Uma informação extra dava conta da importância do jogo para a formação transalpina, que não se resumia só ao tradicional “honrar” da camisola – uma vitória faria com que Itália ultrapassasse a Croácia no ranking FIFA e se posicionasse, assim, como cabeça de série no sorteio da fase de grupos de apuramento para o Mundial de 2018. Contudo, a partir da meia hora de jogo, Portugal começou a equilibrar as operações. O trio da frente (Varela, Quaresma e Éder) apostava na pressão alta na saída de bola dos centrais italianos, o que resultou, aos 30 minutos, no momento de viragem do jogo. Éder consegue, em esforço, roubar a bola ao guarda-redes Sirigu e oferece, num passe atrasado, o golo a Varela, que só não marca porque um defesa italiano cortou a bola em cima da linha.

Se Pirlo é o “cérebro” da sua seleção, Moutinho é o coração de Portugal, tão ou mais importante do que Ronaldo. Daí que a decisão de afastar Meireles e Miguel Veloso da equipa para incluir Tiago tenha não só feito brilhar ainda mais Moutinho como consolidou a dinâmica do meio-campo, onde hoje Danilo se exibiu em bom plano – parece mais completo que William Carvalho, sobretudo mais rápido, e não comprometeu numa posição nevrálgica, a de médio-defensivo.

Danilo fez uma boa exibição na sempre exigente posição 6
Danilo fez uma boa exibição na sempre exigente posição 6
Fonte: FPF/Francisco Paraíso

Na segunda parte, acentuou-se o domínio da turma da quinas, embora Bonucci tenha ameaçado adiantar a Itália no marcador logo aos 49 minutos, com um remate ao poste.

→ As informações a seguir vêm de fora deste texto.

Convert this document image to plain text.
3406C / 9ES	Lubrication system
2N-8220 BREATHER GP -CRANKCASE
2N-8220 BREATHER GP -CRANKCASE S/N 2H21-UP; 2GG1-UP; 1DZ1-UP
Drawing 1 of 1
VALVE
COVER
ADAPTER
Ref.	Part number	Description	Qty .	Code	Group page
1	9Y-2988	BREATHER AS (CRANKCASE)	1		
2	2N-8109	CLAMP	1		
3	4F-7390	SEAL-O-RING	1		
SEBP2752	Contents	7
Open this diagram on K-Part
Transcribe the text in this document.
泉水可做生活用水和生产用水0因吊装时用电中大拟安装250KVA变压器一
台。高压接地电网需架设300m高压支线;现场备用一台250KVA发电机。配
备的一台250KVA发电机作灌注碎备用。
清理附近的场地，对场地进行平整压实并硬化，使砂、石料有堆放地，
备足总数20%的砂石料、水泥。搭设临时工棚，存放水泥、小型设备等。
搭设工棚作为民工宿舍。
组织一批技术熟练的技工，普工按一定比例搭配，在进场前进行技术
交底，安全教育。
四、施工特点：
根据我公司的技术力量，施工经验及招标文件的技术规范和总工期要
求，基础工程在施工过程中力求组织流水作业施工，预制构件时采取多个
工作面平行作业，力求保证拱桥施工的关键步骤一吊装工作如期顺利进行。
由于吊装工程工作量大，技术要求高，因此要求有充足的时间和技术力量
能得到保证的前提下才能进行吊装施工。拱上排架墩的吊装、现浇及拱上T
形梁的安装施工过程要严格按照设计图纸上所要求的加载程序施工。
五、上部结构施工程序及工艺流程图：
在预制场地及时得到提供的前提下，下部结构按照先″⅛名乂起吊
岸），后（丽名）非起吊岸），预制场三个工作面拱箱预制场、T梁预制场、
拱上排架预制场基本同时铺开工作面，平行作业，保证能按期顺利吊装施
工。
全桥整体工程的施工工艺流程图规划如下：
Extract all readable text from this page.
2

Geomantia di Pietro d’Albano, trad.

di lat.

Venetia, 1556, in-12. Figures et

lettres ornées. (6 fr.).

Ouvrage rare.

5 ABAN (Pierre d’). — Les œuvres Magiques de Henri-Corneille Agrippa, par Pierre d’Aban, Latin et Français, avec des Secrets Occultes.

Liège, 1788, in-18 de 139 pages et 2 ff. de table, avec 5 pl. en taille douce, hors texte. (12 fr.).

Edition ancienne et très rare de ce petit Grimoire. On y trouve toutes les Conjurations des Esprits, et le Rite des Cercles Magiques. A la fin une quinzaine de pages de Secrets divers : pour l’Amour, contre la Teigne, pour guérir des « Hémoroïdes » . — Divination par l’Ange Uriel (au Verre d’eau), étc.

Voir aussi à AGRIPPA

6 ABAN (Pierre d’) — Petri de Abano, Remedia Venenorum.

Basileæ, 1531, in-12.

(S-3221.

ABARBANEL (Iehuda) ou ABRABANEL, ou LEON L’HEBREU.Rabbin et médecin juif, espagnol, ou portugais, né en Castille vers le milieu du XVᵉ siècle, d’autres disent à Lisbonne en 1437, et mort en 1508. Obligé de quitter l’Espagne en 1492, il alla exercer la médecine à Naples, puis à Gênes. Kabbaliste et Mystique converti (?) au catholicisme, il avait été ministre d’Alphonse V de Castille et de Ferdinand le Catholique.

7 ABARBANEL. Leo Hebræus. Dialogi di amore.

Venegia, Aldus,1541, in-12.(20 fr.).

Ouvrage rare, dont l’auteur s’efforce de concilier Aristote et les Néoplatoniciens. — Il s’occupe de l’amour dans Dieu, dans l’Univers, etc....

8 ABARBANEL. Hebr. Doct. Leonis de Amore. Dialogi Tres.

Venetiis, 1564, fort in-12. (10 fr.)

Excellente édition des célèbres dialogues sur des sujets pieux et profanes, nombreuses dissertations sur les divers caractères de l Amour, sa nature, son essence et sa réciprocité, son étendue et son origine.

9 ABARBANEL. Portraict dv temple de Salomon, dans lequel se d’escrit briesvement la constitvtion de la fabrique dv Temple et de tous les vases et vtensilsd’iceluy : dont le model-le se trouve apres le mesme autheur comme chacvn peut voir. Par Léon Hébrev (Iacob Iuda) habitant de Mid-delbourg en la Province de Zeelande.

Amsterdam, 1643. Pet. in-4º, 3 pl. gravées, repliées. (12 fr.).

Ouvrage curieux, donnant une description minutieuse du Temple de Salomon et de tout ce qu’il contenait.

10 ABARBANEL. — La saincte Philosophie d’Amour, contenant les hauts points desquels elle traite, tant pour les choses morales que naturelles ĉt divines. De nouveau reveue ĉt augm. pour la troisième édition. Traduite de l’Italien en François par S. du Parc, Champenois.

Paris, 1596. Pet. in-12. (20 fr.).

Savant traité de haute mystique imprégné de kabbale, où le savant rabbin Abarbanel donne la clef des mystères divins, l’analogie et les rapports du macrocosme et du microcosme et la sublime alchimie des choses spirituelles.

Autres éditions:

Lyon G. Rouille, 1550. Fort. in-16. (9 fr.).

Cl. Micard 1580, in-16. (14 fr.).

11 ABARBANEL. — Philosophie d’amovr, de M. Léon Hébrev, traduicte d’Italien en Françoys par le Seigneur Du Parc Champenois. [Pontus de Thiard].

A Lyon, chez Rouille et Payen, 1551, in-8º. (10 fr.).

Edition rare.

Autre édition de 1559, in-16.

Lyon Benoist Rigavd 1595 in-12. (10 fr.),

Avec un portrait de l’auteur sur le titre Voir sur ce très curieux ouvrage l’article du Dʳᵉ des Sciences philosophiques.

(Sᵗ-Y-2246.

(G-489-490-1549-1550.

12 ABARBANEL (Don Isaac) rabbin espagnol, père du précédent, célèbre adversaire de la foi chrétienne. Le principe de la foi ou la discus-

Logo a seguir, Eliseu, com talento e alguma sorte, consegue galgar uma série de metros e descobrir Quaresma solto na ala esquerda, de onde uma saiu uma trivela perfeita para Éder finalizar. Estava feito o golo de Portugal. A partir daqui, a iniciativa de jogo pertenceu muito mais a Portugal, que sobretudo em contra-ataque foi construindo oportunidades para dilatar a vantagem. Daniel Carriço, que fez a estreia pela seleção principal, Cédric, Adrien e Pizzi foram lançados no decorrer do jogo. Afinal, serão eles, ao que tudo indica, que daqui a cinco/seis anos vão ser considerados os indispensáveis no onze português.

Na parte final do desafio, a formação italiana dispôs de três claras oportunidades para fazer o empate, o que, a acontecer, teria sido tremendamente injusto. Tanto Gabbiadini como Vasquez e Ranocchia esbarraram em Beto. É já mais que evidente, até pela exibição de Rui Patrício na Arménia, que a baliza tem de mudar de dono.

A fechar, destaque positivo para uma (mais uma) boa performance de José Fonte e, pela negativa, destaca-se a lesão de Coentrão, cuja gravidade ainda está por confirmar. Com esta vitória, Portugal quebra um jejum de 39 anos sem ganhar à Itália e confirma a tremenda irregularidade exibicional na era Fernando Santos, onde tanto se pode assistir a jogos miseráveis como a exibições muito bem conseguidas. Agora digo: a jogar como hoje, e com Ronaldo em boa forma, o Europeu não é uma miragem e está ao nosso alcance. Eu acredito.

A Figura:

Éder – Depois de tantos jogos onde nada se viu dele, marcou hoje o seu primeiro golo ao serviço da seleção, mostrou a capacidade que tem de segurar a bola de costas para a baliza e de correr quilómetros a pressionar a defesa. Agora a expetativa é a de que se multipliquem exibições como estas para poder devolver Ronaldo à sua posição natural.

O Fora-de-jogo:

Quaresma – À exceção do cruzamento artístico que deu o golo a Éder, pouco mais se viu. Sucederam-se as perdas de bola, cruzamentos mal medidos, fintas idiotas, etc. Deu a ideia de que foi uma espécie de birra pelo facto de não ter jogado no sábado.